Well, we’ve put the tomatoes in!
|Part of the tomato plot at the Derwood demo garden, with underplanted lettuce|
Our chilly and rainy almost-spring period finally ended, and was followed immediately by summer: blazing hot and dry. This made for a tricky transplant period for some summer crops. Due to circumstances beyond my control, I had to put in my tomatoes and peppers while it was still kind of cold, and though they got watered well by rain I couldn’t get back to water them again for several days into the hot spell. Add this to the fact that they never really got hardened off properly – kept in a screened porch and hardly exposed to sun, even for the brief times we actually saw sun in May – and some of the transplants, especially the peppers, have shown stress and a bit of sunburn. (Which is true of a lot of us gardeners as well.)
|Pepper looking sad with the quick transition to sunshine|
|Tomato with similar symptoms at the demo garden|
From talking to other gardeners I’m finding this is a pretty common problem this spring. Plants that are treated well and given plenty of water should outgrow the issue – we’ve got very good growing weather for summer crops right now. (I am writing this during a thunderstorm – plenty of water!) Another possible cause for this appearance on plants is fertilizer burn, but I held off on fertilizing my peppers anticipating the hot dry weather, so that’s definitely not the issue there. Now that it’s a bit less Sahara-like outside, it’s a good time to fertilize plants.
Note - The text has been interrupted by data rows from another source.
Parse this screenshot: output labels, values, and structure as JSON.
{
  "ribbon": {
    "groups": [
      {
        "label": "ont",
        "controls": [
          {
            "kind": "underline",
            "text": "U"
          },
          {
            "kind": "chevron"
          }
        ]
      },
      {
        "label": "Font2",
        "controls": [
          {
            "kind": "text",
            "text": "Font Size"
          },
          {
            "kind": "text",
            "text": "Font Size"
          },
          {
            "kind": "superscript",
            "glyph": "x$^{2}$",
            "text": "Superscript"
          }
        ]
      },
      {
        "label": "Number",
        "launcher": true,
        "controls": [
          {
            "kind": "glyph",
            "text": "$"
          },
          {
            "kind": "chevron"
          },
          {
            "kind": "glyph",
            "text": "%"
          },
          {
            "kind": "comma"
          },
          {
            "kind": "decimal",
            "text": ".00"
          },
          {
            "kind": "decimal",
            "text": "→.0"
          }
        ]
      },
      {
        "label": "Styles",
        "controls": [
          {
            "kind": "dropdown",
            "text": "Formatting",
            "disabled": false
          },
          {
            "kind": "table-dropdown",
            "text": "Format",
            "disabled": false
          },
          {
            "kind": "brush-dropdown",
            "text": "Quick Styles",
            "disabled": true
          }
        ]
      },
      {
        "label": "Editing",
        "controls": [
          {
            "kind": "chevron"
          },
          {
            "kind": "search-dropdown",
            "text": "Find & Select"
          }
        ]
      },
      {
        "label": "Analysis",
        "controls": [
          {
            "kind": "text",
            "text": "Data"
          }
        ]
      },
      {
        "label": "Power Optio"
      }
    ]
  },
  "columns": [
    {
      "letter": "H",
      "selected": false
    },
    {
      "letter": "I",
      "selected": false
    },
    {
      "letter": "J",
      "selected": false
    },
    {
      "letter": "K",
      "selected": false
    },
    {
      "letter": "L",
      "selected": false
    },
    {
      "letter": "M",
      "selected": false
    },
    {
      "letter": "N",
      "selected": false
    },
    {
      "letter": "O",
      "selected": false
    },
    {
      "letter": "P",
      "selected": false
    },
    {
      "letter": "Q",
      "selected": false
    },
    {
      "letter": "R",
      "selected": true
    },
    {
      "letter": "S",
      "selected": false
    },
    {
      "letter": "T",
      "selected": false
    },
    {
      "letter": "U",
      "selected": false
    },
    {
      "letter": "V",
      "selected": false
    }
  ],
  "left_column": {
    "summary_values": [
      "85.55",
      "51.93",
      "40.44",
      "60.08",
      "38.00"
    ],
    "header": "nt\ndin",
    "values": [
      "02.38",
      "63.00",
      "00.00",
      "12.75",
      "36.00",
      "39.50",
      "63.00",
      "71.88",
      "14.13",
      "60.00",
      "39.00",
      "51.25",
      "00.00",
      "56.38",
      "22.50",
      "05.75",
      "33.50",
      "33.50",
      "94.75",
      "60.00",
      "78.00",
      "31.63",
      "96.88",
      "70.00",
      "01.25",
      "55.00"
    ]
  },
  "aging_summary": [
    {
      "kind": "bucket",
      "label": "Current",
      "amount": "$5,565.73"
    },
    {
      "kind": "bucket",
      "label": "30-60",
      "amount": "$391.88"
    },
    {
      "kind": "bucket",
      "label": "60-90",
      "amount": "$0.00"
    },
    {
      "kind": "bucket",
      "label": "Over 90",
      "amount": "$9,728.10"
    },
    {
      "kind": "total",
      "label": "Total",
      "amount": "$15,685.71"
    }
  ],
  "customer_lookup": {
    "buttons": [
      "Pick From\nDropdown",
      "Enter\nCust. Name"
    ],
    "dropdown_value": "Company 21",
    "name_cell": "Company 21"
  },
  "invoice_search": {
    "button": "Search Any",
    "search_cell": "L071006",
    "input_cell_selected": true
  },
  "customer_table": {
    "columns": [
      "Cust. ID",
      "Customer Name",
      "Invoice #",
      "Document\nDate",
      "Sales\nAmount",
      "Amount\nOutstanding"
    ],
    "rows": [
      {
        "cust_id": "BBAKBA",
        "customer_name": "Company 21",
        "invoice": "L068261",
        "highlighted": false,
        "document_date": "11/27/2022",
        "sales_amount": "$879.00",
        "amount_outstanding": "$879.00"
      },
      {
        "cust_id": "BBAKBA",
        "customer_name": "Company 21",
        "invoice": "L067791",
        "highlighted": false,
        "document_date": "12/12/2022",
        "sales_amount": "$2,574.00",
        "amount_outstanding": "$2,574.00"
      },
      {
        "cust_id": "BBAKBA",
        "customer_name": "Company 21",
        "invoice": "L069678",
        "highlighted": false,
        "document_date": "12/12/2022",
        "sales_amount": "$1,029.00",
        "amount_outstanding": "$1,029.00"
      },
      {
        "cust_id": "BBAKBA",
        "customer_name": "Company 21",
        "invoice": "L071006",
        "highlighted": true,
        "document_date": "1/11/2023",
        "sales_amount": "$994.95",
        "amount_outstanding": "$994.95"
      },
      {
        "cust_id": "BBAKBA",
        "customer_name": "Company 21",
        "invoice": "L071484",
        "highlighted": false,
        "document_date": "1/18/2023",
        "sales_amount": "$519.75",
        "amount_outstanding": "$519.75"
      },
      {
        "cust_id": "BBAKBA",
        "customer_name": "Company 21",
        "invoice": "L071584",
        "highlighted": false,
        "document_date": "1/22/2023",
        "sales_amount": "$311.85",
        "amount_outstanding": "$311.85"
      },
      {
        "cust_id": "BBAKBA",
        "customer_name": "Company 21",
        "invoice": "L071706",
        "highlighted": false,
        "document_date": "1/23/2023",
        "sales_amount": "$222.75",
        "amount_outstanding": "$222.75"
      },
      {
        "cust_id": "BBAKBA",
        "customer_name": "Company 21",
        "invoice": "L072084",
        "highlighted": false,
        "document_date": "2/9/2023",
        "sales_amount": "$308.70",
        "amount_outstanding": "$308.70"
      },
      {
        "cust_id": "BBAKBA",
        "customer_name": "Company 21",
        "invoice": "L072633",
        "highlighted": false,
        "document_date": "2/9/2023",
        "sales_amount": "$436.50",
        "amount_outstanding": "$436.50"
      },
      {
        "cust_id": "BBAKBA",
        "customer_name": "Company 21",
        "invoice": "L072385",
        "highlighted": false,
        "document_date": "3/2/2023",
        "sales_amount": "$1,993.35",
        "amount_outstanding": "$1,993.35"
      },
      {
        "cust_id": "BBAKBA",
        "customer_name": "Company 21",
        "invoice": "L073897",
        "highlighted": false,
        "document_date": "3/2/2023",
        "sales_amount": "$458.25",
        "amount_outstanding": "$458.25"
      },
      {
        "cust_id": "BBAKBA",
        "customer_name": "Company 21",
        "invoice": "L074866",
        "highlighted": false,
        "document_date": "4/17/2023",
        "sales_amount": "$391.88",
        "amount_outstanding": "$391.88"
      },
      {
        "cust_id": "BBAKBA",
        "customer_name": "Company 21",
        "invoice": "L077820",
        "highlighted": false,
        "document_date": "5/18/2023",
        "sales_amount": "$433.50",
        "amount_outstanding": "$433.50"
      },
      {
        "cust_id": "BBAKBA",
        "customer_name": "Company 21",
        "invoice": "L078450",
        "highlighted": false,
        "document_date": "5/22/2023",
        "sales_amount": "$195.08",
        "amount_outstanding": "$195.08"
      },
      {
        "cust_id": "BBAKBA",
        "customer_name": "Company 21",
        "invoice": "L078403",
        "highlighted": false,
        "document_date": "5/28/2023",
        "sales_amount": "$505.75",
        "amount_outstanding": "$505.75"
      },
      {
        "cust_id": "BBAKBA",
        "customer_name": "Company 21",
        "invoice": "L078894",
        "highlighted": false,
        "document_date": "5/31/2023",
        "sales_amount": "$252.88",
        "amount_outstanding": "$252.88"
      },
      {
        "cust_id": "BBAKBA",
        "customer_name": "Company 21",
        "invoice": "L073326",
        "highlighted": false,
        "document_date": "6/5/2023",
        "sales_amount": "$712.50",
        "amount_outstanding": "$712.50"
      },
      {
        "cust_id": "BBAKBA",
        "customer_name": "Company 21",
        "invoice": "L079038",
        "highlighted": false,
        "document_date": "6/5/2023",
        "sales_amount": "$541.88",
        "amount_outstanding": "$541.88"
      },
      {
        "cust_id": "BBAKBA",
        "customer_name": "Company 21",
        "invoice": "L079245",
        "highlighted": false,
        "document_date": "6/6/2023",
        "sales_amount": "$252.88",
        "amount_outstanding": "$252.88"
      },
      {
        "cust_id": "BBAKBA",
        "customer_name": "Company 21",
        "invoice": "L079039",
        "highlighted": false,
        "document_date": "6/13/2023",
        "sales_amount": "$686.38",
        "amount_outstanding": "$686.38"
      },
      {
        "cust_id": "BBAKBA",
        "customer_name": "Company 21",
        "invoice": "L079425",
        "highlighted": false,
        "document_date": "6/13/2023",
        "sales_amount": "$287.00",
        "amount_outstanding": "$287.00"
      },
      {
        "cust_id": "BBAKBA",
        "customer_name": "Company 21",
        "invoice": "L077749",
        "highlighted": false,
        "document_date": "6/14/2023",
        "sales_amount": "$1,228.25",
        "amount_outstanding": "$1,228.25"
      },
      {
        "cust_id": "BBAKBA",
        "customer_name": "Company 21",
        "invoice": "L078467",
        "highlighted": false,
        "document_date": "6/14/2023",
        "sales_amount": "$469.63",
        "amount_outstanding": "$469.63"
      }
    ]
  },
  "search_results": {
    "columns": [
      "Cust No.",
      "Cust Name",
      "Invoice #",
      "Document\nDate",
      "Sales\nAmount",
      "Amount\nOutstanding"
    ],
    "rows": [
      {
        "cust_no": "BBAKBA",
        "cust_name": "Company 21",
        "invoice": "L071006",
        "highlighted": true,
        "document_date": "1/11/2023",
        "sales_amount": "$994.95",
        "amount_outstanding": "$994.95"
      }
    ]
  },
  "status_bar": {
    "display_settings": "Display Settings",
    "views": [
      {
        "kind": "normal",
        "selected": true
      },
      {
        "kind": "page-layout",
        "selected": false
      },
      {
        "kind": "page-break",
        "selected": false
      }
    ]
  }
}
You may also see some uncharacteristic purple coloration on older leaves on some of the plants that were transplanted while it was cold:
This is usually due to phosphorus deficiency. It doesn’t necessarily mean you have to add phosphorus to your soil, because plants have a harder time taking up that nutrient in cool soil. If the newer leaves don’t show the odd coloration, all is probably well, though of course you should get your soil tested every few years just to be sure. (Some plants are naturally purple, too, even some peppers, so make sure you know the variety.)
Speaking of purple and green and for no other reason, here is a photo of Spring Blush Tendril peas from the demo garden:
Gorgeous flower color (really more pink than purple) and great tendrils that are harvested for cooking in stir-fries and so forth. They will have pods soon – glad they made it through the hot spell without fading, since they were slow to get going in the early spring.